The veterans, a team from Wessex Archaeology and DIO’s chief archaeologist, Richard Osgood, knew the site had the potential to yield some exciting archaeology and the final dig at the Avon Camp cemetery has not disappointed. The team has unearthed a large bone and antler comb and some iron shears, in what they describe as the richest grave uncovered this year. The items, which are from the same burial, are 1400 years old and have generated much excitement at the site.
The dig is part of a programme called Operation Nightingale which supports the health and wellbeing of military veterans. The award-winning scheme sees wounded, injured and sick service personnel and veterans taking part in archaeological digs on the Defence estate. This year, for the first time, the team is joined by members of the Army Widows’ Association, a volunteer-run organisation and charity that offers support and friendship to the widows and widowers of servicemen and women.
This dig is part of an award-winning programme that supports the health and wellbeing of wounded, injured and sick service personnel and military veterans. The excavations have yielded some fantastic artefacts of historical importance, and as we move into the final dig at this site, I would like to thank all the personnel, veterans and teams that have taken part in the archaeological digs on the Defence estate, Minister for Defence People, Veterans and Service Families, RT Hon Andrew Murrison, said.
This year, it’s been fantastic to welcome the Army Widows association to participate in this scheme and learn more about the support they offer the widows and widowers of service personnel.
The bone and antler comb found in the richest grave uncovered at the site. Crown copyright.
We are excited to be back at Avon Camp for this third and final time, this site has provided some incredible archaeology and allowed us to gain a real understanding of what life was like for people living on this land in the 7th century, DIO’s Head Archaeologist, Richard Osgood, said.
As well as allowing us to capture this historically important information from a site that is listed on the Heritage at Risk Register, we can provide information that supports the stewardship of the estate, which helps us to balance preservation with the needs of what is also a military training area.

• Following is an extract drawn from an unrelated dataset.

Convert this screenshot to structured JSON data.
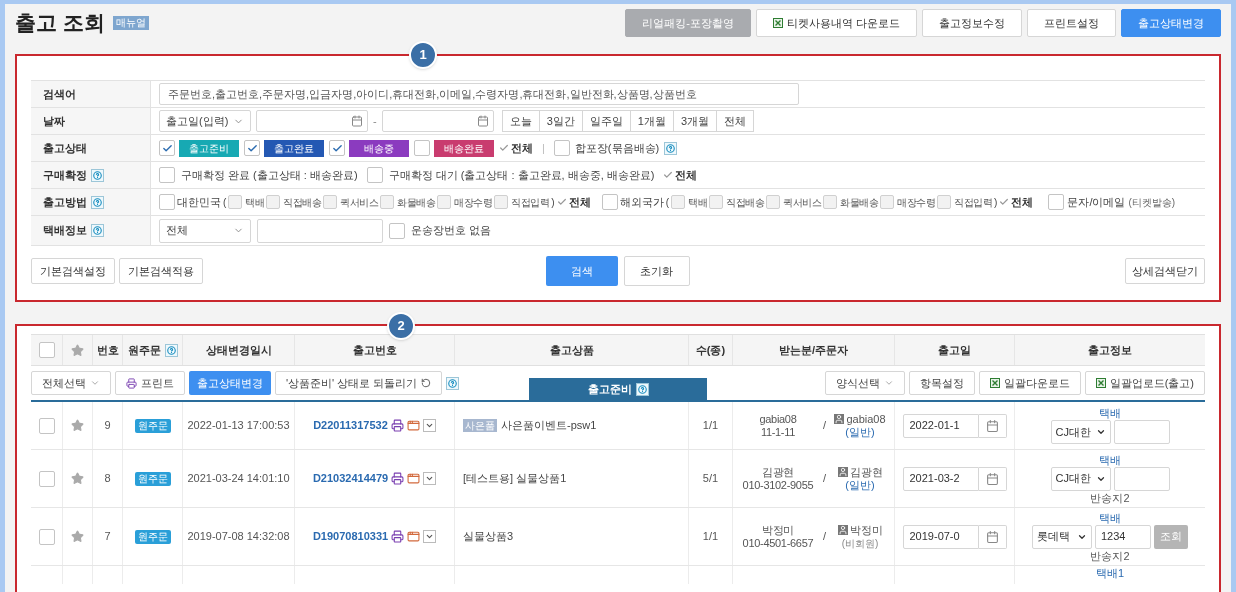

The benefits for the veterans who attend these digs are incredible. They return again and again for the experience and the kinship, and this year we are delighted to be joined by Army widows. There is something about digging in a hole in the ground and connecting with the moment-to-moment experience that is archaeology that has proven to be very healing.
The two previous digs at the 7th century burial area, which took place in 2021 and 2022, yielded some incredible artefacts including Roman coins, bronze and silver discs and a necklace made of glass beads. These earlier digs uncovered around 26 burials in 22 graves and this final excavation has helped to add some more pieces to the puzzle.
Phil Andrews from Wessex Archaeology, who oversees and supports the work of the DIO team helping to record the archaeology, said:
The aim in our final year of excavation at Avon Camp is to gain a full picture of this remarkable Anglo-Saxon cemetery and add to our understanding of rare burial enclosures we have found evidence of. Central to this is supporting the veterans to undertake the excavation and to recognise the important role they are playing in uncovering and recording the archaeology. As well as learning something new, we hope they have an enjoyable time as part of the dig team.